I.Dünya Savaşı'nda Filistin Cephesinde Türk Komutanlarla kazanılan ilk 2 Gazze savaşından sonra komuta Almanya'nın isteği ve Enver Paşa'nın da onayıyla değişerek bir Alman General olan K.V.Kresenstein'in Osmanlı Ordusuna komuta etmeye başladı. Bunun ertesinde III. Gazze Muharebesini kaybettik. Bunun üzerine Filistin, İngilizlerin eline düştü ve İngilizlerce işgal edildi.
I.Dünya Savaşı'ndan sonra emperyalist Avrupa devletlerinin yenilenleri paylaştığı Paris Konferansında İngiltere, Filistini kendine aldı. Bunun sonrasında Balfour Deklarasyonunu uygulamaya başladı. Böylece İngilizlerin himayesi altında Filistinde azınlıkta olan Yahudi nüfusu gün geçtikçe artmaya başladı.
Siyonist Yahudiler sadece kendi nüfuslarını arttrmakla kalmadılar.

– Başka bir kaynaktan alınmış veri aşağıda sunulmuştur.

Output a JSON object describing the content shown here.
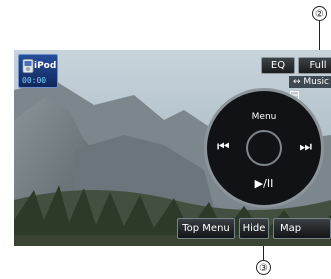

Aynı zamanda Müslüman köylerine Deir Yasin katliamı gibi çeşitli katliamlar yaparak da korku ve terör yoluyla Müslüman nüfusu azaltma çalışmaları yaptılar. Diğer taraftan II.Abdülhamitin tahttan inmesinden sonra iktidarı ele geçiren İttihat ve Terakki döneminde Cemal Paşa bölgeyi yönetirken Filistine Yahudi göçünün üzerindeki sınırlandırmaları fiilen kaldırmıştı. Bölgeye 1908'den itibaren yoğun bir Yahudi göçü başlamıştı.
BM Genel Kurulu'nda 29 Kasım 1947'de Filistin'in, Yahudi ve Filistin devleti olarak bölünmesini öngören karar onaylandı.
Filistinliler için Nekbe (Büyük Felaket), 14 Mayıs 1948’de İsrail’in ilk başbakanı olan David Ben Gurion'un beraberindeki 25 kişiyle birlikte Tel Aviv Müzesi’nde İsrail’in Bağımsızlık Bildirgesi’ni dünya kamuoyuna ilan etmesiyle başladı .
Anti emperyalist olduğunu iddia eden SSCB ertesi gün,halkarın özgürlüğüne taraf olduğunu iddia eden ABD ise bu kararı hemen tanıdı.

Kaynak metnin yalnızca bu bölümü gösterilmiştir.